My mother creates a weekly church bulletin of text and pictures with the same basic format with pictures and text basically in the same positions, the pictures vary every week but are the same size and position, some of the text varies and some of it is repeated in the same position. She outputs it both as a Word document for printing and a PDF for web publishing, using Word to edit it.
The thought occurred to me that a better workflow might be to obtain Acrobat and edit and keep everything in the PDF format (even though neither of us have any experience with Acrobat)? Anyone have any thoughts?
Acrobat isn’t really a word processor in any sense. You still need something like Word or Adobe InDesign to compose the document, then convert it to PDF. The full version of Acrobat does provide some editing tools but not enough that you could use it as a standalone application to create documents from scratch.
It appears that Acrobat XI does have the ability to replace images and text in an existing PDF. In my experience, the text editing is kind of hit-or-miss, but it’s possible that if the format were fairly fixed and only some images and text needed to change, she could do it with Acrobat alone. But as I said, to compose an original document or make significant edits you would need to use another program.
I don’t understand why you would use PDF as a format for web publishing at all, and certainly not for something like a church bulletin. HTML is the appropriate format for web publishing. PDFs are for documents that are to be printed out and/or saved semi-permanently, and where you need minute control over the formatting. It is not appropriate for something that is intended to be read, fairly casually, on line, and that is ephemeral. I have my browser set up so that PDF documents do not even displayl in the browser window, but, instead, download so that they can be stored and read in a PDF viewer.

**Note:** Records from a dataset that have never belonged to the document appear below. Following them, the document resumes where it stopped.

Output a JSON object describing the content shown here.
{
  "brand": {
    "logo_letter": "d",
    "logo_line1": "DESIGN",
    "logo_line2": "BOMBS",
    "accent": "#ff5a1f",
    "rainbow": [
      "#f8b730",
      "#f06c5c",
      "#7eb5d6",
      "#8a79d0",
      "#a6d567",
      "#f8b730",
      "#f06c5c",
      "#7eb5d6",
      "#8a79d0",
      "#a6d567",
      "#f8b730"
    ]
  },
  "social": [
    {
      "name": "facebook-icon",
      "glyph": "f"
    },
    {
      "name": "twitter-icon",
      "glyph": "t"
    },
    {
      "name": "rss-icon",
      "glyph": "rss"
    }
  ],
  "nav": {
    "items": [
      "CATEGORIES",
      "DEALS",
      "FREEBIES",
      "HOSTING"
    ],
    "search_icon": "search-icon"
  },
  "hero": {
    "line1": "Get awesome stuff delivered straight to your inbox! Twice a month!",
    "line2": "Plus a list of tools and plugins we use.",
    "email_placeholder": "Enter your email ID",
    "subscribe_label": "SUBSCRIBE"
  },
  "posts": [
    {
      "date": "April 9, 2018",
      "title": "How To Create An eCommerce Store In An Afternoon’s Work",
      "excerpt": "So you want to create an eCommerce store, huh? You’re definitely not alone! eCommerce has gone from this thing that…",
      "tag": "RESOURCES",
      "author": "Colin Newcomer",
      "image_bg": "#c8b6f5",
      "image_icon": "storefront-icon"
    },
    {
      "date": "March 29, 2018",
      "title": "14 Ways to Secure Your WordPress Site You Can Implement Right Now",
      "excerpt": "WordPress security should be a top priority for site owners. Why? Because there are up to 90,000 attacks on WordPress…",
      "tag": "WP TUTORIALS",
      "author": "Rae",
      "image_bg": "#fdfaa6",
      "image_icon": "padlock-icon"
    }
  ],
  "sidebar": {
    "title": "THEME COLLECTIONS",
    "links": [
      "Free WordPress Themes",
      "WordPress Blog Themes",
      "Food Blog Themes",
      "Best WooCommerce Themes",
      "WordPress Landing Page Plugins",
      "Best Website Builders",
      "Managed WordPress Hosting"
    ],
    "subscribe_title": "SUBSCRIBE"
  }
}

I am sure I am not the only person who does things this way, as it has distinct advantages both in the avoidance of malware and in using PDFs that are being used for what they aer meant to be used for (as is usually the case). However, on the rare occasions that a PDF is misused as a browser display format, it is pain in the butt for someone with my sort of setup. It will probably also be a pain in the butt for someone using a monitor with a resolution different from that of your mother’s.
A document composed in Word (which as Vinyl Turnip suggests, almost certainly is the appropriate program to use for composition here) can be output as HTML just as easily as it can be as PDF. (Admittedly, Word produces really shitty HTML, but it will still display better and more reliably in a browser than a PDF will.)
My immediate reaction was “Um, what? Why would anyone want to do that?”
What you’re suggesting sounds a lot more tedious than just creating/editing the documents in Word, and I don’t see any advantage to it. It takes only a couple of seconds to save a Word document as a PDF.
OK, sounds like sticking with Word is the way to go then, it was just a thought I had.
I’ll suggest the option of using HTML for web publishing. I don’t know if she never thought of it, of her boss told her to use PDFs. Neither of us can code HTML, but she does use the software provided by a web hosting service to make other updates to the web site.
I have mixed emotions about using PDF for a web output, but why isn’t she outputting to print using PDF? That’s what it is designed for, and avoids a multitude of sins that Word is guilty of. Unless you mean she is merely sending the Word doc direct to her local printing device. If it works that way, keep using it. It sounds like she has a regular work flow that’s acceptable.
If she’s sending it to a commercial printer, PDF is the way to go.
An advantage to using PDF for both would be the uniformity. PDF isn’t the best web layout but both newsletters would look the same.
In any case, don’t use Acrobat for layout or word processing. That’s not what it was designed for.
Some might say I’m advocating using a bazooka to kill a fly, but she could get a LaTeX processor. It’s scary at first, but if she’s only using it to do one layout she could spend 2-3 hours getting the layout set up and then it would be trivial for the rest of forever. I find LaTeX templates easier to edit than Word Documents without screwing stuff up (Word likes to “help” sometimes by dislocating your picture or whatever if you delete the wrong paragraph or hit enter in the wrong place).
Use Word. I find any Acrobat-based editing to be a pain. It is mainly used to have a document be proofread without changing any of the original text by accident.